Não é malfeito, não. Eu que falo assim. As pessoas tradicionais quando veem este tipo de quadro, não compram. Querem as flores bem definidas. Esse não, é bem solto. A pincelada…tem alguns contornos que ficam inacabados, a tinta não é bem misturada.

Qual o preço dos teus quadros?
De R$ 400 para cima.

O teto é quanto?
Rapaz, R$ 600.

Você também dá aulas, faz oficinas?
Não, mas estou pensando em fazer. Fui chamado agora. Semana que vem vou dar uma oficina de grafite em um colégio. Teve um aniversário da cidade me chamaram para fazer um grafite com a cultura e o folclore da cidade. Fez o maior sucesso. As pessoas tiraram fotos para postar no Facebook.

Você costuma divulgar suas obras na internet?
Eu tenho uma página no Flickr. Só que nunca mais eu atualizei. É que eu tenho preguiça. Tenho que arrumar uma pessoa que faça isso para mim. O Facebook para mim é mais cômodo. Ultimamente, só coloco no Facebook, mas vou fazer um site ou um blog para ficar mais organizado.

Jacobina é sua principal musa. Qual a sua relação com a cidade?
Eu nasci aqui. Como fiquei muito tempo aqui, comecei a pintar estes quadros de igrejas, que são bem vendáveis. No momento, estou pintando o que acho que vai vender. Não estou pintando por inspiração. Não estou dizendo: “Ah, eu tive a inspiração porque sou um apaixonado, sou um romântico”. Quero pintar o que vende, normalmente. Se eu pinto Igreja da Missão, Igreja da Conceição, blábláblá, essas coisas tradicionais e turísticas daqui, vende. Estou na pegada do comercial. Romantismo já passou um pouco.

O que te leva a este pragmatismo?
Quero ter autonomia financeira.

Para quais estados e países você já vendeu seus quadros?
Tenho clientes fora do estado e do país. Quando morei em Salvador, uns dez anos, enviei muito quadro para Itália. Um italiano comprou um quadro meu e, depois, todo mês ele me encomendava quadros e levava para seu país.

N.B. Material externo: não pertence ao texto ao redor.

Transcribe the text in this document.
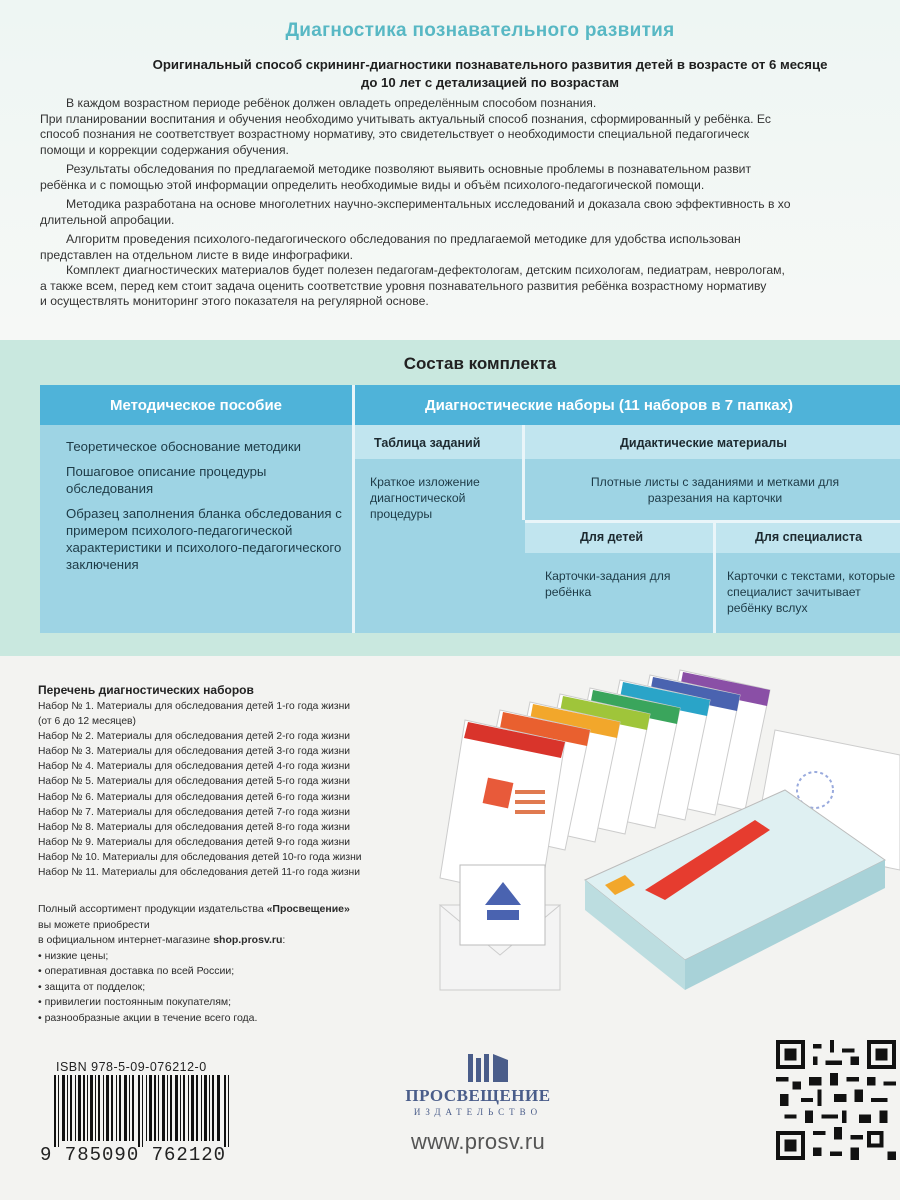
Диагностика познавательного развития
Оригинальный способ скрининг-диагностики познавательного развития детей в возрасте от 6 месяце
до 10 лет с детализацией по возрастам

В каждом возрастном периоде ребёнок должен овладеть определённым способом познания.

При планировании воспитания и обучения необходимо учитывать актуальный способ познания, сформированный у ребёнка. Ес

способ познания не соответствует возрастному нормативу, это свидетельствует о необходимости специальной педагогическ

помощи и коррекции содержания обучения.

Результаты обследования по предлагаемой методике позволяют выявить основные проблемы в познавательном развит

ребёнка и с помощью этой информации определить необходимые виды и объём психолого-педагогической помощи.

Методика разработана на основе многолетних научно-экспериментальных исследований и доказала свою эффективность в хо

длительной апробации.

Алгоритм проведения психолого-педагогического обследования по предлагаемой методике для удобства использован

представлен на отдельном листе в виде инфографики.

Комплект диагностических материалов будет полезен педагогам-дефектологам, детским психологам, педиатрам, неврологам,

а также всем, перед кем стоит задача оценить соответствие уровня познавательного развития ребёнка возрастному нормативу

и осуществлять мониторинг этого показателя на регулярной основе.

Состав комплекта
Методическое пособие	Диагностические наборы (11 наборов в 7 папках)
Теоретическое обоснование методики
Пошаговое описание процедуры обследования
Образец заполнения бланка обследования с примером психолого-педагогической характеристики и психолого-педагогического заключения
Таблица заданий
Краткое изложение диагностической процедуры
Дидактические материалы
Плотные листы с заданиями и метками для разрезания на карточки
Для детей
Карточки-задания для ребёнка
Для специалиста
Карточки с текстами, которые специалист зачитывает ребёнку вслух
Перечень диагностических наборов
Набор № 1. Материалы для обследования детей 1-го года жизни
(от 6 до 12 месяцев)
Набор № 2. Материалы для обследования детей 2-го года жизни
Набор № 3. Материалы для обследования детей 3-го года жизни
Набор № 4. Материалы для обследования детей 4-го года жизни
Набор № 5. Материалы для обследования детей 5-го года жизни
Набор № 6. Материалы для обследования детей 6-го года жизни
Набор № 7. Материалы для обследования детей 7-го года жизни
Набор № 8. Материалы для обследования детей 8-го года жизни
Набор № 9. Материалы для обследования детей 9-го года жизни
Набор № 10. Материалы для обследования детей 10-го года жизни
Набор № 11. Материалы для обследования детей 11-го года жизни
Полный ассортимент продукции издательства «Просвещение»
вы можете приобрести
в официальном интернет-магазине shop.prosv.ru:
• низкие цены;
• оперативная доставка по всей России;
• защита от подделок;
• привилегии постоянным покупателям;
• разнообразные акции в течение всего года.
ISBN 978-5-09-076212-0
9 785090 762120
ПРОСВЕЩЕНИЕ
ИЗДАТЕЛЬСТВО
www.prosv.ru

Também já vendi, por causa das exposições que fiz na capital, mandei muito quadro para fora. Para Suíça, para Itália, para os Estados Unidos e para o Canadá, Portugal.

Até quando Jacobina será o principal tema de seus quadros?
Por enquanto ainda é, mas estou começando uma nova fase para comercializar quadros tanto aqui quanto em qualquer lugar do mundo. Já vou sair dessa vida de Jacobina. Estou pintando só mais uns quadros para repor na exposição. E espero começar uma nova fase de quadros.

Almaques, artista plástico jacobinense, agora pretende fazer série de quadros sobre favelas.baianas

Já sabe qual será essa fase?
Gostei bastante da ideia de florais. Quero pegar uma fase de florais. Também estava com uma ideia de pintar favelas agora. Teve uma exposição que fiz em Salvador que foi sobre o crack. No meu Facebook tem esta pasta. Quando morei lá, ficava observando essa galera de rua. A exposição foi bem comentada, saiu no jornal e tudo. Na exposição tinha um quadro que era uma favela enorme, uma favela que tem na entrada de Salvador. E na frente tinha um cara cabisbaixo e magro com uma lata na mão. Foi um dos quadros mais cobiçados por causa da favela, não tanto por causa da figura humana que tem na frente. Esses dias estava com a ideia de fazer uma série de favelas. Esse quadro foi vendido.

Você tem outras pessoas na família que pinta?
Minha irmã desenha e pinta camisas. O nome dela é Zaira.

E qual o nome dos teus pais?
Val Verdes Mares e Terezinha.

E eles te apoiam?
Agora até que sim. Eles viram que se eu me dedicar mesmo dá certo. Às vezes, é porque ficou muito disperso. Ou então faço farra demais e paro. Fico meses sem pintar. Já fiquei um ano sem pintar. Foi um período negro. É um pouco confuso na minha mente.

Teve algum motivo ou foi só preguiça?
Não sei. Acho que foi uma fase mesmo de álcool. Muita gente, muita amizade errada. Festa e reggae, essas coisas. Vai saindo um pouco do eixo.

Dos artistas baianos, qual o que você tem mais contato, troca informação?
Nenhum. Só mais amigo de músico e ator do que artista plástico. Ah! Tem Cícero Matos. Fora ele, nenhum.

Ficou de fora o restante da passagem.